Australian climbing is about 30 to 40 years behind climbing in other countries and the climbing community on this small island is still stuck firmly in the middle of the “bolt wars” which played out in Canada in the 80's and are now almost forgotten. Hard routes are slowly getting bolted, but easy or moderate routes remain scary, run-out affairs where certain death will result should you fall. Occasionally, a carrot bolt (yes, that is as bad as it sounds) might offer one semi-solid piece of protection between the climber and the ground, but, in many instances, even that dubious protection is missing. And, guess what, most people do not want a near death experience every time they go out to climb a few pitches. 
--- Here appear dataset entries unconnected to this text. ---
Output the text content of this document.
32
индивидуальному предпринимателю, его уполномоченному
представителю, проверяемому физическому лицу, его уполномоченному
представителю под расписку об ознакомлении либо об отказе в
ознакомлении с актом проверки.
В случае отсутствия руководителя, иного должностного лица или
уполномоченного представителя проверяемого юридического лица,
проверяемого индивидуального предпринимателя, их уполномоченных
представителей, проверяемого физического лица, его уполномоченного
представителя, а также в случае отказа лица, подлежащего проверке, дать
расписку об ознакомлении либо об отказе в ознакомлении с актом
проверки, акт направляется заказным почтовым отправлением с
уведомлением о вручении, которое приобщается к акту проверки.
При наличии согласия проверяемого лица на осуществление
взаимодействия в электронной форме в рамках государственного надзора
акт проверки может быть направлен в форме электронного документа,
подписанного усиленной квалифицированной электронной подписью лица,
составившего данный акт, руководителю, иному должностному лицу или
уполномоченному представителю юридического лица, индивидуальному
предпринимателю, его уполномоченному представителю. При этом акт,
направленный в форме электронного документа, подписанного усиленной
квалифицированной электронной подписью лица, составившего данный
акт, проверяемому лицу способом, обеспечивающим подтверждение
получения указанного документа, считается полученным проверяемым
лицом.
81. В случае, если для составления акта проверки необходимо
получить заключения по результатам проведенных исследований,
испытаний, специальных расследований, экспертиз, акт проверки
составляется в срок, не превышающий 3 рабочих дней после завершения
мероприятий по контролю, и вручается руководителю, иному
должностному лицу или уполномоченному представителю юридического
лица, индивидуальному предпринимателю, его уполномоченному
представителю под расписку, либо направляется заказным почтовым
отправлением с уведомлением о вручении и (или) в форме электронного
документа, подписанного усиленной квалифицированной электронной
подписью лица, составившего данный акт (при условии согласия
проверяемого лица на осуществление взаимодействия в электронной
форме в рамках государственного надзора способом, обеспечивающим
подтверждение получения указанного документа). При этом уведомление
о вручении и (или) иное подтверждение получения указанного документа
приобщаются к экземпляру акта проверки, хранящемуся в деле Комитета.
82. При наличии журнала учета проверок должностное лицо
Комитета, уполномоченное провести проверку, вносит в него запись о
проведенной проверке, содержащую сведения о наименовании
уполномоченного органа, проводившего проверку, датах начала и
 Climbing on U bolts at Waterworks

So, Waterworks, with a half dozen or more bolted routes under 20 is very popular. Any area with easy to moderate climbing and solid protection (particularly if it is bolted) will be popular. Evidence the popularity of the classic routes at Mount Arapiles many of which are easy rambles but offer solid natural protection. 

But, I'm ranting instead of reporting. We finally had a not weekend day with a warm forecast and, the Tasmanian University Climbing Club (10 minutes walk from Waterworks) did not seem to be streaming out in full force, so we drove across Hobart (much easier than it sounds as Hobart is a small city) and climbed at Waterworks. And, the climbing is fine. Not great. It is, after all, merely an old quarry in the suburbs, but, you can have a fun few hours with just a half dozen quick draws and a rope, and, need not fear death or mortal injury.

 Storm clouds over Five Mile Beach

A couple of days later, we drove through Sorell to Seven Mile Beach Protected Area where an eight kilometre long spit of land divides Pittwater from Frederick Henry Bay. Doug dropped me off at Five Mile Beach (this is the estuary side of the sand spit) and I started walking east, while Doug drove to Seven Mile Beach (the ocean side of the sand spit) and also began walking east. This was another one of those walks where we didn't quite cross paths. A rising tide forced me off Five Mile Beach onto the inland track, while Doug was coming around the eastern sand spit and so we missed each other.  I walked west along Seven Mile Beach while Doug was also walking west along Five Mile Beach. 

 Selfie silhouette

Ten minutes away from either parking lot, the beach on either side (that is, Five Mile and Seven Mile) was empty of people. A strong and strangely warm north wind was blowing, there were fantastic cloud formations and loads of beautiful shells on Seven Mile Beach. The only really bizarre thing I encountered was a naked runner coming along Seven Mile Beach. The dude was clearly not just into barefoot running but also bare-arsed running.